Physical Sciences

Under the assumption that the current epoch of the Universe is not special, i.e. is not the final state of a long history of processes in particle physics, the cosmological fate of $SU(3)_C \times U(1)_{\rm EM}$ is investigated. Spontaneous symmetry breaking of $U(1)_{\rm EM}$ at the temperature of the Universe today is carried out.
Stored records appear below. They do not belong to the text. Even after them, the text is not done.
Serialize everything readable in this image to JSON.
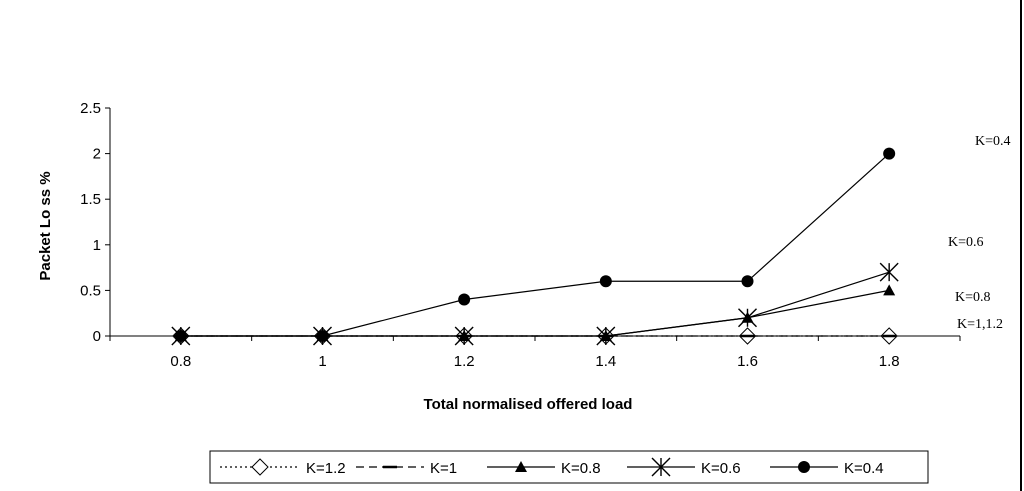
{
  "chart_data": {
    "type": "line",
    "title": "",
    "xlabel": "Total normalised offered load",
    "ylabel": "Packet Lo ss %",
    "x": [
      0.8,
      1,
      1.2,
      1.4,
      1.6,
      1.8
    ],
    "x_tick_labels": [
      "0.8",
      "1",
      "1.2",
      "1.4",
      "1.6",
      "1.8"
    ],
    "y_tick_labels": [
      "0",
      "0.5",
      "1",
      "1.5",
      "2",
      "2.5"
    ],
    "ylim": [
      0,
      2.5
    ],
    "grid": false,
    "legend_position": "bottom",
    "series": [
      {
        "name": "K=1.2",
        "values": [
          0,
          0,
          0,
          0,
          0,
          0
        ],
        "marker": "diamond-open",
        "line": "dotted",
        "color": "#000000"
      },
      {
        "name": "K=1",
        "values": [
          0,
          0,
          0,
          0,
          0,
          0
        ],
        "marker": "dash",
        "line": "dashed",
        "color": "#000000"
      },
      {
        "name": "K=0.8",
        "values": [
          0,
          0,
          0,
          0,
          0.2,
          0.5
        ],
        "marker": "triangle",
        "line": "solid",
        "color": "#000000"
      },
      {
        "name": "K=0.6",
        "values": [
          0,
          0,
          0,
          0,
          0.2,
          0.7
        ],
        "marker": "asterisk",
        "line": "solid",
        "color": "#000000"
      },
      {
        "name": "K=0.4",
        "values": [
          0,
          0,
          0.4,
          0.6,
          0.6,
          2.0
        ],
        "marker": "circle",
        "line": "solid",
        "color": "#000000"
      }
    ],
    "annotations": [
      "K=0.4",
      "K=0.6",
      "K=0.8",
      "K=1,1.2"
    ]
  }
}
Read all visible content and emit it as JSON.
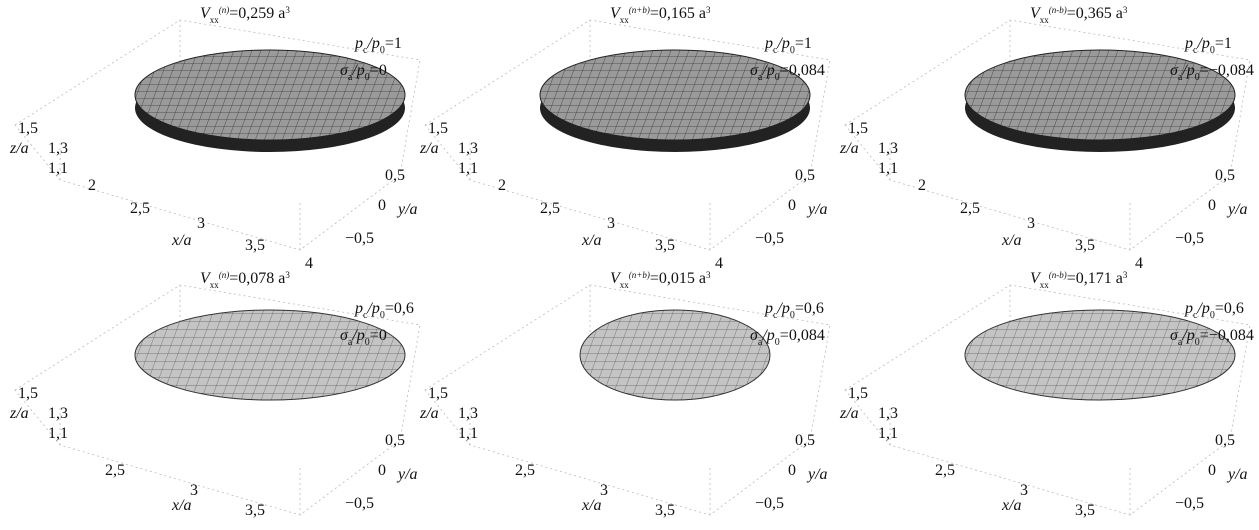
{
  "panels": [
    {
      "volume": [
        "V",
        "xx",
        "(n)",
        "=0,259 a",
        "3"
      ],
      "pressure": [
        "p",
        "c",
        "/p",
        "0",
        "=1"
      ],
      "stress": [
        "σ",
        "a",
        "/p",
        "0",
        "=0"
      ],
      "z_ticks": [
        "1,5",
        "1,3",
        "1,1"
      ],
      "x_ticks": [
        "2",
        "2,5",
        "3",
        "3,5",
        "4"
      ],
      "y_ticks": [
        "0,5",
        "0",
        "−0,5"
      ],
      "z_label": "z/a",
      "x_label": "x/a",
      "y_label": "y/a"
    },
    {
      "volume": [
        "V",
        "xx",
        "(n+b)",
        "=0,165 a",
        "3"
      ],
      "pressure": [
        "p",
        "c",
        "/p",
        "0",
        "=1"
      ],
      "stress": [
        "σ",
        "a",
        "/p",
        "0",
        "=0,084"
      ],
      "z_ticks": [
        "1,5",
        "1,3",
        "1,1"
      ],
      "x_ticks": [
        "2",
        "2,5",
        "3",
        "3,5",
        "4"
      ],
      "y_ticks": [
        "0,5",
        "0",
        "−0,5"
      ],
      "z_label": "z/a",
      "x_label": "x/a",
      "y_label": "y/a"
    },
    {
      "volume": [
        "V",
        "xx",
        "(n-b)",
        "=0,365 a",
        "3"
      ],
      "pressure": [
        "p",
        "c",
        "/p",
        "0",
        "=1"
      ],
      "stress": [
        "σ",
        "a",
        "/p",
        "0",
        "=−0,084"
      ],
      "z_ticks": [
        "1,5",
        "1,3",
        "1,1"
      ],
      "x_ticks": [
        "2",
        "2,5",
        "3",
        "3,5",
        "4"
      ],
      "y_ticks": [
        "0,5",
        "0",
        "−0,5"
      ],
      "z_label": "z/a",
      "x_label": "x/a",
      "y_label": "y/a"
    },
    {
      "volume": [
        "V",
        "xx",
        "(n)",
        "=0,078 a",
        "3"
      ],
      "pressure": [
        "p",
        "c",
        "/p",
        "0",
        "=0,6"
      ],
      "stress": [
        "σ",
        "a",
        "/p",
        "0",
        "=0"
      ],
      "z_ticks": [
        "1,5",
        "1,3",
        "1,1"
      ],
      "x_ticks": [
        "2,5",
        "3",
        "3,5"
      ],
      "y_ticks": [
        "0,5",
        "0",
        "−0,5"
      ],
      "z_label": "z/a",
      "x_label": "x/a",
      "y_label": "y/a"
    },
    {
      "volume": [
        "V",
        "xx",
        "(n+b)",
        "=0,015 a",
        "3"
      ],
      "pressure": [
        "p",
        "c",
        "/p",
        "0",
        "=0,6"
      ],
      "stress": [
        "σ",
        "a",
        "/p",
        "0",
        "=0,084"
      ],
      "z_ticks": [
        "1,5",
        "1,3",
        "1,1"
      ],
      "x_ticks": [
        "2,5",
        "3",
        "3,5"
      ],
      "y_ticks": [
        "0,5",
        "0",
        "−0,5"
      ],
      "z_label": "z/a",
      "x_label": "x/a",
      "y_label": "y/a"
    },
    {
      "volume": [
        "V",
        "xx",
        "(n-b)",
        "=0,171 a",
        "3"
      ],
      "pressure": [
        "p",
        "c",
        "/p",
        "0",
        "=0,6"
      ],
      "stress": [
        "σ",
        "a",
        "/p",
        "0",
        "=−0,084"
      ],
      "z_ticks": [
        "1,5",
        "1,3",
        "1,1"
      ],
      "x_ticks": [
        "2,5",
        "3",
        "3,5"
      ],
      "y_ticks": [
        "0,5",
        "0",
        "−0,5"
      ],
      "z_label": "z/a",
      "x_label": "x/a",
      "y_label": "y/a"
    }
  ]
}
The charged scalar field $\phi_{\rm EM}$ which breaks the symmetry is found to be ruled out for the charge of the electron, $q=e$. Scalar fields with millicharges are viable and limits on their masses and charges are found to be $q\lesssim10^{-3}e$ and $m_{\phi_{\rm EM}}\lesssim10^{-5} \rm eV$. Furthermore, it is possible that $U(1)_{\rm EM}$ has already been broken at temperatures higher than $T=2.7K$ given the nonzero limits on the mass of the photon. A photon mass of $m_{\gamma}=10^{-18} \rm eV$, the current upper limit, is found to require a spontaneously symmetry breaking scalar mass of $m_{\phi_{\rm EM}}\sim 10^{-13} \rm eV$ with charge $q=10^{-6}e$, well within the allowed parameter space of the model. Finally, the cosmological fate of the strong interaction is studied. $SU(3)_C$ is tested for complementarity in which the confinement phase of QCD $+$ colored scalars is equivalent to a spontaneously broken $SU(3)$ gauge theory. If complementarity is not applicable, $SU(3)_C$ has multiple symmetry breaking paths with various final symmetry structures. The stability of the colored vacuum at finite temperature in this scenario is nonperturbative and a definitive statement on the fate of $SU(3)_C$ is left open. Cosmological implications for the metastability of the vacua - electromagnetic, color and electroweak - are discussed.